College football actually factors less into “Trouble Along The Way” then Williams’ relationship to his daughter, charismatic eleven year old tomboy Carol (Sherry Jackson). He’s a single dad and his ex-wife, the scheming, party-throwing Anne (Marie Windsor) wants Carol back in her life if for no other reason than it would constitute a “victory” over Steve. Enter: Alice Singleton (Reed), the social worker tasked to check up on Carol and determine whether Steve is a fit father. Her requisite backstory – she grew up sans mother – would seem to leave her inclined to recommend moving Carol from her father’s stead to mother’s, even if Steve and Carol have a solid relationship. So Steve takes the coaching gig as a means to give he and Carol a place on campus where they can theoretically hide out from the vile clutches of his ex-wife and her mom. Upon taking the job, however, he realizes his team is in over its heads, so he instantly returns to his nefarious ways, recruiting academically questionable students and then asks the various priests in charge to simply have faith in the legitimacy of the phony transcripts.

That last detail is intriguing. There is much blending of Faith with good old fashioned Political Machinations. Father Burke has faith that football will save his school, but he’s also aware of the necessary oil to grease the machine. Does he turn a blind eye to the reality of Williams cunning ways? He probably does, and he more or less admits it near the end when he steps down from his post, purportedly because of his age. You can tell, though, in Coburn’s gently weary performance, that he views this stepping down more as a way to atone for his sin and hopefully absolve the school of theirs. The Father makes himself the Fall guy. Respect.

So too does Reed convincingly portray these conflicting emotions.

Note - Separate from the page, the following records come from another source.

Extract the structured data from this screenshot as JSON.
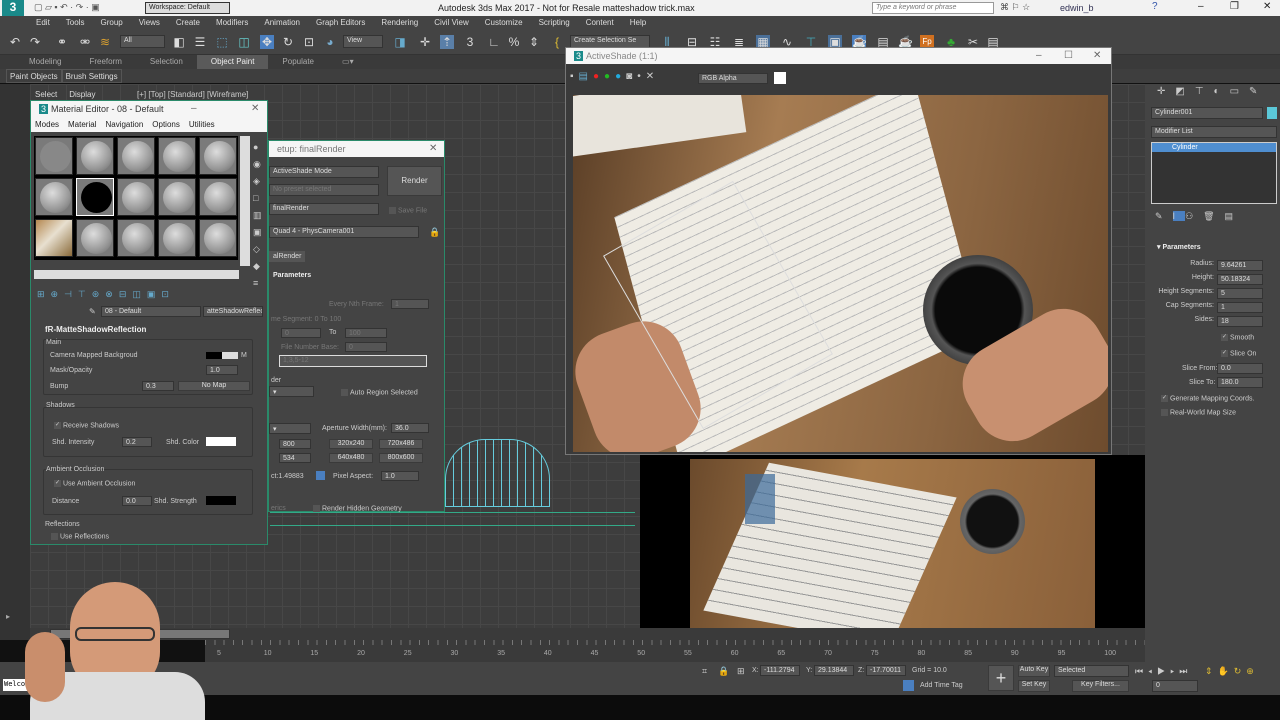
{
  "app": {
    "title": "Autodesk 3ds Max 2017 - Not for Resale   matteshadow trick.max",
    "workspace": "Workspace: Default",
    "search_placeholder": "Type a keyword or phrase",
    "user": "edwin_b"
  },
  "menu": [
    "Edit",
    "Tools",
    "Group",
    "Views",
    "Create",
    "Modifiers",
    "Animation",
    "Graph Editors",
    "Rendering",
    "Civil View",
    "Customize",
    "Scripting",
    "Content",
    "Help"
  ],
  "toolbar": {
    "filter": "All",
    "view": "View",
    "selection_set": "Create Selection Se"
  },
  "ribbon": {
    "tabs": [
      "Modeling",
      "Freeform",
      "Selection",
      "Object Paint",
      "Populate"
    ],
    "active": "Object Paint",
    "subtabs": [
      "Paint Objects",
      "Brush Settings"
    ]
  },
  "viewport": {
    "label": "[+] [Top] [Standard] [Wireframe]",
    "side_tabs": [
      "Select",
      "Display"
    ]
  },
  "material_editor": {
    "title": "Material Editor - 08 - Default",
    "menu": [
      "Modes",
      "Material",
      "Navigation",
      "Options",
      "Utilities"
    ],
    "material_name": "08 - Default",
    "material_type": "atteShadowReflec",
    "rollout": "fR-MatteShadowReflection",
    "main": {
      "title": "Main",
      "camera_bg": "Camera Mapped Backgroud",
      "camera_bg_btn": "M",
      "mask": "Mask/Opacity",
      "mask_val": "1.0",
      "bump": "Bump",
      "bump_val": "0.3",
      "bump_map": "No Map"
    },
    "shadows": {
      "title": "Shadows",
      "receive": "Receive Shadows",
      "intensity": "Shd. Intensity",
      "intensity_val": "0.2",
      "color": "Shd. Color"
    },
    "ao": {
      "title": "Ambient Occlusion",
      "use": "Use Ambient Occlusion",
      "distance": "Distance",
      "distance_val": "0.0",
      "strength": "Shd. Strength"
    },
    "reflections": {
      "title": "Reflections",
      "use": "Use Reflections"
    }
  },
  "render_setup": {
    "title": "etup: finalRender",
    "mode": "ActiveShade Mode",
    "preset": "No preset selected",
    "renderer": "finalRender",
    "render_btn": "Render",
    "save_file": "Save File",
    "view": "Quad 4 - PhysCamera001",
    "tab": "alRender",
    "rollout": "Parameters",
    "every_nth": "Every Nth Frame:",
    "every_nth_val": "1",
    "time_segment": "me Segment:  0 To 100",
    "from": "0",
    "to_lbl": "To",
    "to": "100",
    "file_base": "File Number Base:",
    "file_base_val": "0",
    "frames": "1,3,5-12",
    "section": "der",
    "auto_region": "Auto Region Selected",
    "aperture": "Aperture Width(mm):",
    "aperture_val": "36.0",
    "width": "800",
    "height": "534",
    "presets": [
      "320x240",
      "720x486",
      "640x480",
      "800x600"
    ],
    "aspect": "ct:1.49883",
    "pixel_aspect": "Pixel Aspect:",
    "pixel_aspect_val": "1.0",
    "erics": "erics",
    "hidden": "Render Hidden Geometry"
  },
  "activeshade": {
    "title": "ActiveShade (1:1)",
    "channel": "RGB Alpha"
  },
  "command_panel": {
    "object_name": "Cylinder001",
    "modifier_list": "Modifier List",
    "stack": [
      "Cylinder"
    ],
    "rollout": "Parameters",
    "params": [
      {
        "label": "Radius:",
        "value": "9.64261"
      },
      {
        "label": "Height:",
        "value": "50.18324"
      },
      {
        "label": "Height Segments:",
        "value": "5"
      },
      {
        "label": "Cap Segments:",
        "value": "1"
      },
      {
        "label": "Sides:",
        "value": "18"
      }
    ],
    "smooth": "Smooth",
    "slice_on": "Slice On",
    "slice_from": "Slice From:",
    "slice_from_val": "0.0",
    "slice_to": "Slice To:",
    "slice_to_val": "180.0",
    "gen_mapping": "Generate Mapping Coords.",
    "real_world": "Real-World Map Size",
    "color": "#5bc8d8"
  },
  "timeline": {
    "slider": "0 / 100",
    "ticks": [
      "5",
      "10",
      "15",
      "20",
      "25",
      "30",
      "35",
      "40",
      "45",
      "50",
      "55",
      "60",
      "65",
      "70",
      "75",
      "80",
      "85",
      "90",
      "95",
      "100"
    ]
  },
  "status": {
    "x": "-111.2794",
    "y": "29.13844",
    "z": "-17.70011",
    "grid": "Grid = 10.0",
    "add_time_tag": "Add Time Tag",
    "auto_key": "Auto Key",
    "set_key": "Set Key",
    "key_mode": "Selected",
    "key_filters": "Key Filters...",
    "frame": "0",
    "welcome": "Welcome"
  }
}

Initially her existence appears entirely predicated on being the Shrew, Disagreeing with John Wayne at every turn before eventually Falling In Love With Him because, hey, he’s John Wayne (and so John Wayne can compliment her legs even though she’s constantly outfitted in dresses past her ankles). And she does fall in love with him (well, she says she does, but I was suspicious) but we eventually we come to see that her actions are based not on favoritism to the ex-wife or spite toward the ex-husband but affection for the little girl. She believes a little girl needs her mother, until that perception is changed.

Which brings us back to John Wayne who, by his own admission, played John Wayne in all of his movies. And though he threatens - well, let’s say hints - at playing a variation of John Wayne, he remains John Wayne throughout. He may forge transcripts and bend rules to his advantage but Father Burke takes the blame, explaining he merely asked his coach to do “the impossible.” He may angrily, drunkenly grab Alice and try to kiss her and when she pulls away grab her and try to kiss her again and when she pulls away a third time grab her and try to kiss her again, but this doesn’t prevent her from declaring love for him. His perception doesn’t change. He did what he did because it’s the way he’s always done it.

In other words, Wayne (Williams) is not so much forgiven for his sins as he is declared to have never committed any in the first place.